On a recent episode of the 700 Club, [to see the specific section, fast-forward to 56:43] host Pat Robertson warned a viewer that “If you fight science, you are going to lose your children, and I believe in telling them the way it was.”

Pat Robertson on The 700 Club
This extraordinary statement from one of the America’s leading televangelists can teach us a lot about the nature of religious conservatism and education.
A viewer had asked what to do about her children who came to doubt the Bible due to scientific evidence. Robertson told her that a young earth was not part of the Bible. Children, he argued, should be taught the truth about the age of the earth. Robertson prefaced his remarks about the age of the earth by noting that people would try to “lynch” him for saying it.

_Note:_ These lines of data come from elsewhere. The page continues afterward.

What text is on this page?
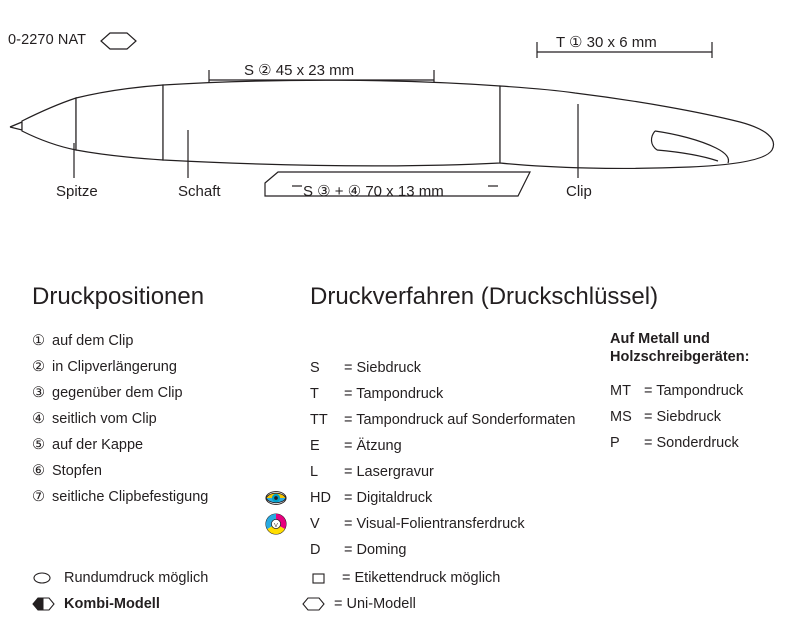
0-2270 NAT
S ② 45 x 23 mm
T ① 30 x 6 mm
S ③ + ④ 70 x 13 mm
Spitze	Schaft	Clip
Druckpositionen	Druckverfahren (Druckschlüssel)
Auf Metall und
Holzschreibgeräten:
① auf dem Clip
② in Clipverlängerung
③ gegenüber dem Clip
④ seitlich vom Clip
⑤ auf der Kappe
⑥ Stopfen
⑦ seitliche Clipbefestigung
S	= Siebdruck
T	= Tampondruck
TT	= Tampondruck auf Sonderformaten
E	= Ätzung
L	= Lasergravur
HD = Digitaldruck
V V	= Visual-Folientransferdruck
D	= Doming
MT = Tampondruck
MS = Siebdruck
P	= Sonderdruck
Rundumdruck möglich
Kombi-Modell
= Etikettendruck möglich
= Uni-Modell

The truth, Robertson insisted, was as follows:
“You go back in time, you’ve got radiocarbon dating. You got all these things, and you’ve got the carcasses of dinosaurs frozen in time out in the Dakotas. . . . They’re out there. So, there was a time when these giant reptiles were on the Earth, and it was before the time of the Bible. So, don’t try and cover it up and make like everything was 6,000 years. That’s not the Bible.”
To be clear, Robertson said nothing about evolution, human or otherwise. What he did endorse was the mainstream scientific understanding that the earth has been around for far longer than 6000 years.
What does this matter for those of us outsiders trying to understand “fundamentalism” in American education?
First, it demonstrates the complexity of religious conservatism. Those progressives who insist on a unified, monolithic, even conspiratorial “Religious Right” in education misunderstand the profoundly fractious nature of conservative religion in America.
Robertson understands it. As he noted, some folks will likely want to “lynch” him for acknowledging the validity of the scientific evidence for an ancient earth. One response from the leading young-earth group Answers In Genesis ferociously condemned Robertson’s “compromise.” First, AiG writer Tommy Mitchell argued, the evidence for a young earth does not come only from one theologian, as Robertson implied. The Bible itself, Mitchell insisted, must be read as advocating a literal young earth. The scientific mainstream is simply misleading, and when religious leaders endorse mainstream mistakes, it only leads more young people away from true religion.
Second, for those evolution educators who hope to improve science education, Robertson’s statement demonstrates that many devout Bible Christians are open to the central idea of an ancient earth. Most mainstream scientists and science educators will agree that we do not know the real origin of life. But we do know that the earth is more than 6000 years old. Perhaps Robertson’s statement will allow science educators to think more strategically. Instead of calling creationists ignoramuses and child abusers, those who hope to improve science education can refer creationists to devout Christians like Robertson who agree on the facts of an ancient earth.